Seventy-seven years old, DuPont adopts the air of a sprightly televangelist as he outlines what he calls “the new battle lines” in the war on drugs, one that “begins with kids.” At the climax of his speech, DuPont offers “the new paradigm” of drug treatment: a program that one controversial Hawaiian judge administers to all drug-addicted probationers he oversees. “If they test positive,” he says, his voice slowly rising into a high-pitched yell, “they go to jail that day! No discussion!… No discretion! To jail that day!”
As DuPont finishes his speech, the hundreds of drug-testing company representatives in the audience rise to give him a standing ovation.
DuPont is in an expansive mood following his speech. Since the 1980s, he has been in the business of selling drug-testing services to employers. As far as he’s concerned, drug tests should be given to “anybody who receives a benefit,” from unemployment insurance to welfare. “Test ‘em all!” he exclaims.
This may sound overzealous, but Republican lawmakers around the country are already enthusiastically embracing the idea of making clean urine a condition of receiving public benefits. Since 2011, seven states have passed laws mandating drug tests for Temporary Assistance for Needy Families (TANF) applicants and recipients, and in 2012 at least twenty-five other states considered proposals to tie welfare cash assistance, and in some cases also food stamps, to drug tests. In February 2012, Congress passed a law paving the way for states to urine-test the recipients of unemployment benefits seeking work in sectors where such screenings are required. Since then, sixteen states have considered laws tying unemployment insurance benefits to drug tests.
The thirst for urine can be traced to the military’s 1971 Operation Golden Flow, aimed at detecting druggies among Vietnam veterans. Launched in response to rumors of heroin addiction, the test disproportionately netted marijuana users, since one byproduct of marijuana, carboxy-THC, lingers in the body longer than that of harder drugs. (In contrast, the body flushes out the byproducts of harder drugs, such as cocaine and heroin, within a day.) Nevertheless, before long, all service members were required to urinate in a cup at least once every two years.

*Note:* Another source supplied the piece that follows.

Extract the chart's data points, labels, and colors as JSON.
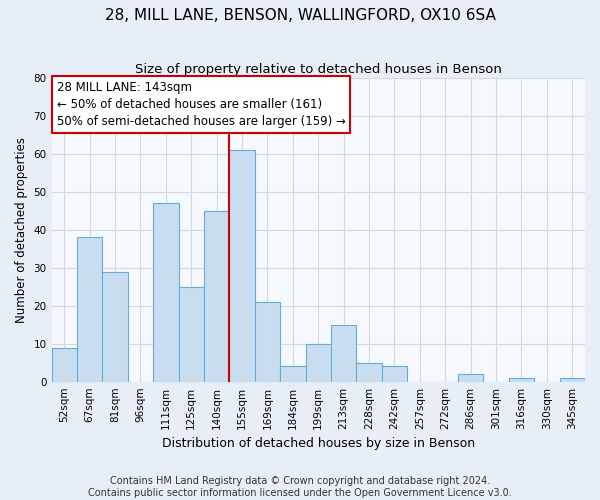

Then there was the executive order issued by Ronald Reagan in 1986, which warned that “the use of illegal drugs, on or off duty, by federal employees in certain positions…may pose a serious risk to national security.” The order mandated that all federal agencies implement drug-testing programs to “show the way towards achieving drug-free workplaces.” Two years later, Reagan went one step further, signing the Drug Free Workplace Act, which mandated urine tests for every employee working for a federal grantee and even those working for some contractors.
At first, the medical profession dismissed urine testing as “chemical McCarthyism”—and ineffective to boot, since a worker using cocaine several times a week was more likely to pass a drug test than a colleague who’d smoked a joint at a party the previous Saturday night. Meanwhile, most tests ignored alcohol, which is the drug most often blamed for workplace accidents.